After the initial intense focus on President Obama’s determination to nominate a successor to Antonin Scalia and Senate Republicans’ determination to block him, it’s beginning to sink in that the struggle for control of the Supreme Court could be a complicated and drawn-out battle. As Juliet Eilperin and Robert Barnes of the Washington Post point out today, the next president could have more than one chance to appoint a justice, and both conservatives and liberals understand the stakes could be huge:>
The Scalia vacancy technically gives Obama the chance to establish a liberal majority on the court for the first time in decades, but even if he manages to seat a new justice in the face of blanket GOP opposition, the victory could be fleeting …
Scalia’s death at age 79 shows the peril of making predictions about the Court’s future, but the age range among the current justices would suggest that a Republican successor to Obama could have greater impact on remaking the court than a Democrat, especially if Scalia’s seat stays vacant into the next administration. Simply put, the court’s liberal bloc is older and may offer more opportunities for replacement.
When the new president is inaugurated, Associate Justice Ruth Bader Ginsburg will be almost 84. Anthony Kennedy will be 80 and Stephen Breyer, 78. Replacing Ginsburg and Breyer, both appointees of President Clinton, with conservatives would instantly shift the court’s balance for years, even if an Obama’s appointee were to replace Scalia. (The next oldest justice is Thomas, who was nominated by George H.W. Bush and will be 68 this summer.)
Many conservatives, of course, hate Kennedy, too; he was the swing vote in upholding Roe v. Wade in 1992, and played a key role in the Court’s marriage-equality decisions.
But more fundamentally, partisan polarization and gridlock in Congress have significantly elevated the importance of non-legislative entities, including the federal courts and executive-branch agencies whose power the courts might choose to expand or restrain. So control of the commanding heights of the Supreme Court is more important than ever.
What complicates the issue is the precedent set by Senate Democrats under Harry Reid in 2011 (Republicans had come close to taking the same action in 2005): the so-called “nuclear option,” removing the right to filibuster executive branch and non-SCOTUS judicial appointments. With both parties in the Senate steadily retreating from the ancient practice of deferring to the president’s choices for the High Court, and with the hot-button issues facing SCOTUS making “compromise” choices less feasible, the difference between having to muster 50 and 60 Senate votes to confirm a presidential nomination is increasingly momentous. And for that reason, if either party wins both the White House and the Senate this November, going “nuclear” on SCOTUS appointments by getting rid of the filibuster is a very high probability (and even if it doesn’t happen, the threat of “going nuclear” can and will be used to force the minority party to be reasonable).
But the converse situation is worth pondering, too.
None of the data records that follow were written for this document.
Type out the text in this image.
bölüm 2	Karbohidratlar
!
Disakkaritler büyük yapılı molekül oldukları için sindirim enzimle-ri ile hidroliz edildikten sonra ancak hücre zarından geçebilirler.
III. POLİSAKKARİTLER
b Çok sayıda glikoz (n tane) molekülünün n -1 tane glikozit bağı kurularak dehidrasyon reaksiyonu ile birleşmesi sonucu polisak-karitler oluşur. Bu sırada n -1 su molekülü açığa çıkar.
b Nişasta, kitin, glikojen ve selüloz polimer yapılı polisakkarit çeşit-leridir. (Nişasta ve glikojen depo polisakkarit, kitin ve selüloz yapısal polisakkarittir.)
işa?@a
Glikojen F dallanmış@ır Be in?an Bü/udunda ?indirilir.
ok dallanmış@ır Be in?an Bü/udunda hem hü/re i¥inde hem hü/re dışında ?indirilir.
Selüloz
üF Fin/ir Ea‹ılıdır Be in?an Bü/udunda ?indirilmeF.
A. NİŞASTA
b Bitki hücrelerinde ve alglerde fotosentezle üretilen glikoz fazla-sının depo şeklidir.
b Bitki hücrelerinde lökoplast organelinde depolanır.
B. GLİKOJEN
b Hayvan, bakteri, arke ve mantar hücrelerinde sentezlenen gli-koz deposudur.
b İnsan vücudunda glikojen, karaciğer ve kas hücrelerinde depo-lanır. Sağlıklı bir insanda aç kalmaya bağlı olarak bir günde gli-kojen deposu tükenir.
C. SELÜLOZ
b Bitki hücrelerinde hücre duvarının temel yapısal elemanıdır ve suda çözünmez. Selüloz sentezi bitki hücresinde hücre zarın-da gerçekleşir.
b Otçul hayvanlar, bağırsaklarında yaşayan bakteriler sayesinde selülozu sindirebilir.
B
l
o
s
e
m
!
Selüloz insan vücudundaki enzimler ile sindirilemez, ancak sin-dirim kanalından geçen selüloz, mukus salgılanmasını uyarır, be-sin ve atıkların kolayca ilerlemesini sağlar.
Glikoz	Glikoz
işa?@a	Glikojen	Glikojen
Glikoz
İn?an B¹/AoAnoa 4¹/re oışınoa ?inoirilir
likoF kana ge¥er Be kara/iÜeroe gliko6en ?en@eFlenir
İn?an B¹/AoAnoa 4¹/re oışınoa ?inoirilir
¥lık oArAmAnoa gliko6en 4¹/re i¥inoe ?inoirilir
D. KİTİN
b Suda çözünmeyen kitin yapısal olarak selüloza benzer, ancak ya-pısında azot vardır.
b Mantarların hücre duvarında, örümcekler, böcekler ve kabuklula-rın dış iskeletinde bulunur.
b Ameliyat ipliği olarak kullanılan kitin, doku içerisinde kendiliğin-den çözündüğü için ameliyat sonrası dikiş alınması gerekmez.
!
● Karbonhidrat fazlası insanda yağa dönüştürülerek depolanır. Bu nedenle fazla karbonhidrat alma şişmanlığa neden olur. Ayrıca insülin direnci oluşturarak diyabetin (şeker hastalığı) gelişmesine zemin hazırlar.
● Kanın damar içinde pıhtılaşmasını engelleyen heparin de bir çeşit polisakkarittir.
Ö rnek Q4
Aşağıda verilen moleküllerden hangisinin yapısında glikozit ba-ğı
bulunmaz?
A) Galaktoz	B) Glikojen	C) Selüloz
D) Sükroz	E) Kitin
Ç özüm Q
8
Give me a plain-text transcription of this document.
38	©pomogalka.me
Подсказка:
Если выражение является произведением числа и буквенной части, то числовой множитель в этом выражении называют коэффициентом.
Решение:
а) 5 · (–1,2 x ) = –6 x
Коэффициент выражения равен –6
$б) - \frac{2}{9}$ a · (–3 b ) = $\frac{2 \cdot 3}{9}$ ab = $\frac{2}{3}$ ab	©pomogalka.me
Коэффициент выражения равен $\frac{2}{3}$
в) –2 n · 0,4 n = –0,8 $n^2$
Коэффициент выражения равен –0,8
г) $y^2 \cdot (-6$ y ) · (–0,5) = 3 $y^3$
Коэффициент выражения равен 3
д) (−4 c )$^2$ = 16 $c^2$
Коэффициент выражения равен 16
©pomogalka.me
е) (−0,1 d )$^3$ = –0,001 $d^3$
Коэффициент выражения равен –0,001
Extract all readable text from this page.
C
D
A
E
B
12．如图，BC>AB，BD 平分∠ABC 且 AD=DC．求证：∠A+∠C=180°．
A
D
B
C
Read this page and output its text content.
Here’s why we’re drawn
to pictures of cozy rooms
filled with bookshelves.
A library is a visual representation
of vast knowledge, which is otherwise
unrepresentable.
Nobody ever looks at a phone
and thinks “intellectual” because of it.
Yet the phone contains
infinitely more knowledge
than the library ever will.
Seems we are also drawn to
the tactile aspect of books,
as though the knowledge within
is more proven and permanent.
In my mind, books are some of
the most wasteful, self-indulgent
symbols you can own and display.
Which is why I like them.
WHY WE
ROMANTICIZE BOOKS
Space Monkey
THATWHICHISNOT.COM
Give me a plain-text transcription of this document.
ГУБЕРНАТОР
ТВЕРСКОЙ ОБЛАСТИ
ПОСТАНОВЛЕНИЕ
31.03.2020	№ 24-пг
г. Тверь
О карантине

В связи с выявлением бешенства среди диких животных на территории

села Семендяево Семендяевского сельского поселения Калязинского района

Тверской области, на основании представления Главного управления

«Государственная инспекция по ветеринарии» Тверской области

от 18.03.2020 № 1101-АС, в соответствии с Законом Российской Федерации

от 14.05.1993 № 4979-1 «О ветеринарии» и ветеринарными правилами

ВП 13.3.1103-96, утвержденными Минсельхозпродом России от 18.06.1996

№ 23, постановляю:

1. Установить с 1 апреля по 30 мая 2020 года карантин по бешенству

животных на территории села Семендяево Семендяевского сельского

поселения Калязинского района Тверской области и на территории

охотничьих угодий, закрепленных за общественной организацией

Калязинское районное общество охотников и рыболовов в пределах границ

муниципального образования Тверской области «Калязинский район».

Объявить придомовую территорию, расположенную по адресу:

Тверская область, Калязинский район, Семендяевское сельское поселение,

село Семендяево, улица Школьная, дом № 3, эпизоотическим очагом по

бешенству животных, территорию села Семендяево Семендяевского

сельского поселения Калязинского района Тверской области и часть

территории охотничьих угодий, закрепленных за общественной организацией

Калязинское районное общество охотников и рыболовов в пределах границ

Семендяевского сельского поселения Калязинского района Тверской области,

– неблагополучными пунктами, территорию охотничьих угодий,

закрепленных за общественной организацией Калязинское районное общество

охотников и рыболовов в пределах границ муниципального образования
If, to cite a lively possibility, Democrats hang onto the White House while Republicans hang onto the Senate, there is no way the Senate invokes the “nuclear option.” Senate resistance to a progressive justice would likely stiffen in 2018, when Republicans will enjoy one of the most favorable Senate landscapes in memory. 25 of 33 Senate seats up that year are currently Democratic, including five in states Obama lost twice. Add in the recent GOP advantage in the kind of voters most likely to participate in midterm elections, and the ancient tendency of midterm voters to punish the party controlling the White House, and the odds of a Democratic president being able to impose her or his will on the Senate on crucial SCOTUS nominations between 2019 and 2021 is very slim.